Deus Ex Machina, Part II – Robotics in the Warehouse/Logistics Market

Executive Summary – Joe Giordano

Part II of our robotics series dives into the fast-growing warehouse/logistics market (see Part I, focused on traditional industrial robotics, HERE), which World Robotics expects to expand from ~$4B today to over $22B by 2022. We leveraged our recent partnership with MassRobotics – a leading, non-profit hub for robotics startups – to carry out a proprietary survey of robotics users and manufacturers and develop a market model for demand based on eCommerce trends that support World Robotics’ growth algorithm. We also collaborated internally, with Amazon analyst John Blackledge, to develop an Amazon-based robotics demand model and explore strategies the market leader is taking to address demand, and with Washington Research policy expert Chris Krueger to look at how US/China relations could impact market development longer term.

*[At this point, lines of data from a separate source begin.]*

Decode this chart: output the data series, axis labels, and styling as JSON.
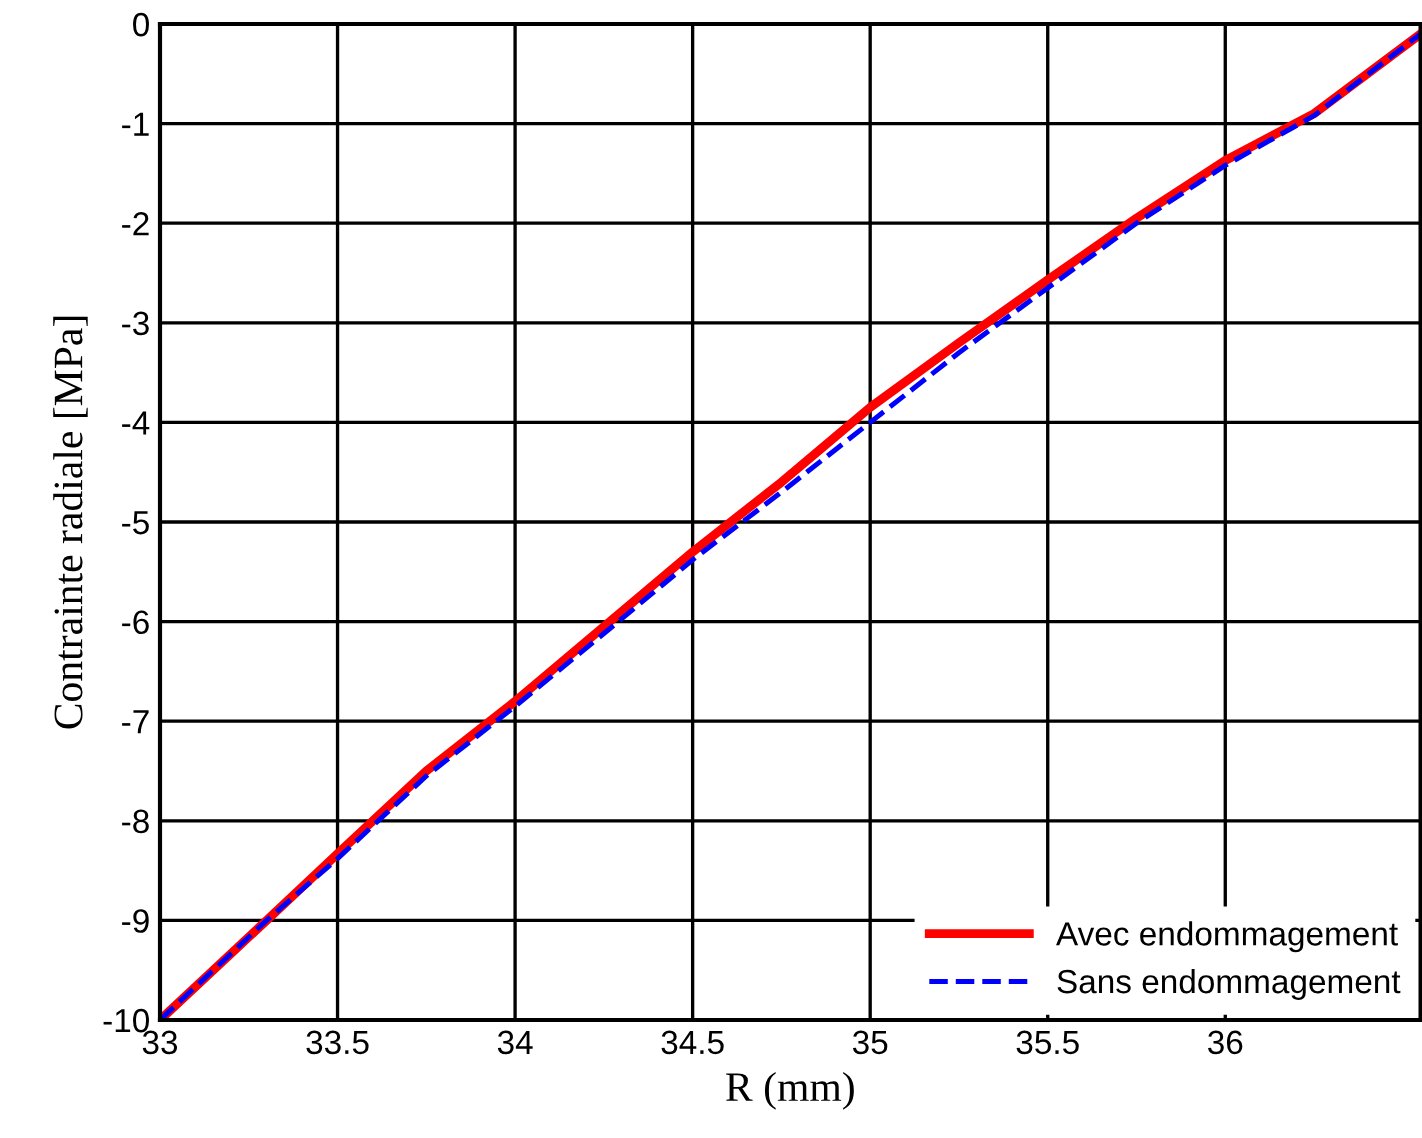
{
  "chart_data": {
    "type": "line",
    "xlabel": "R (mm)",
    "ylabel": "Contrainte radiale [MPa]",
    "xlim": [
      33,
      36.55
    ],
    "ylim": [
      -10,
      0
    ],
    "xticks": [
      33,
      33.5,
      34,
      34.5,
      35,
      35.5,
      36
    ],
    "yticks": [
      -10,
      -9,
      -8,
      -7,
      -6,
      -5,
      -4,
      -3,
      -2,
      -1,
      0
    ],
    "grid": true,
    "legend": "bottom right",
    "x": [
      33,
      33.3,
      33.5,
      33.75,
      34,
      34.25,
      34.5,
      34.75,
      35,
      35.25,
      35.5,
      35.75,
      36,
      36.25,
      36.55
    ],
    "series": [
      {
        "name": "Avec endommagement",
        "color": "#ff0000",
        "line_style": "solid",
        "values": [
          -10,
          -9.0,
          -8.33,
          -7.5,
          -6.8,
          -6.05,
          -5.3,
          -4.6,
          -3.85,
          -3.2,
          -2.57,
          -1.95,
          -1.37,
          -0.9,
          -0.1
        ]
      },
      {
        "name": "Sans endommagement",
        "color": "#0000ff",
        "line_style": "dashed",
        "values": [
          -10,
          -9.0,
          -8.38,
          -7.55,
          -6.85,
          -6.12,
          -5.38,
          -4.7,
          -4.0,
          -3.3,
          -2.65,
          -2.0,
          -1.42,
          -0.92,
          -0.1
        ]
      }
    ]
  }
}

Unlike traditional robotics, which have been around since the 1960s, warehouse/logistics robotics are much earlier in their deployment journey. More recent advances in sensing, mapping, and IIoT technology have made this type of investment more reasonable, and continuing shifts in consumer behavior towards eCommerce is stressing the labor force available to meet demand. These trends essentially ensure market development for robotics technologies, as humans alone will not be sufficient to ensure global fulfillment of goods. Our survey shows good alignment in terms of applications desired by users and currently being developed by manufacturers (pick and place and product movement/handling/delivery), and over 90% of manufacturer respondents either already have a commercially available product or will in less than a year. As the robots themselves become more commonplace, the ability to deploy quickly, minimize downtime, interface with other technologies, and seamlessly integrate with broader warehouse management systems likely determines winners in the space.

Investor interest in the broader startup robotics space remains high and is accelerating, though there is a noticeable lack of publicly traded options, at least currently. There is a robust, US-centric private market, however, with 7 companies having raised over $750MM in cumulative capital and 3 (nearly 4) over $1B. The mobile robot space in particular has seen 6 companies raise at or above $500MM with two high profile exits (Amazon’s $775MM purchase of Kiva in 2012 and Shopify’s recent $450MM acquisition of 6 River Systems).

As we did in Part I, we examined how a trend towards increased robotics adoption in the warehouse/logistics space has and is impacting the job market. Once again, the “robots are taking our jobs” argument simply fails to hold water. Warehouse employment has tripled since 2000 despite exponential growth of robotic deployments (albeit off a low base) and current job openings stand at the highest level over the period. As a percentage of total employment, the warehouse/transportation sector has effectively doubled. Wages are growing well in excess of the national average as employers seek to entice applicants – all signs of a healthy and expanding market despite continued deployment of new robotics technology. Given rising tensions with global trade partners, robotics end users in the US are incentivized to support the domestic landscape rather than rely on foreign technology – in this regard we believe the current lead held by the US is important and one that will need to be maintained and fostered.

The US landscape for this next wave of robotics development is robust and one that will be defined over the years to come. There will be failures, no doubt, but there will be many successful outcomes and we believe an overall buoyancy to the market as this type of technology will essentially be a requirement to handle the needs of an increasingly demanding consumer.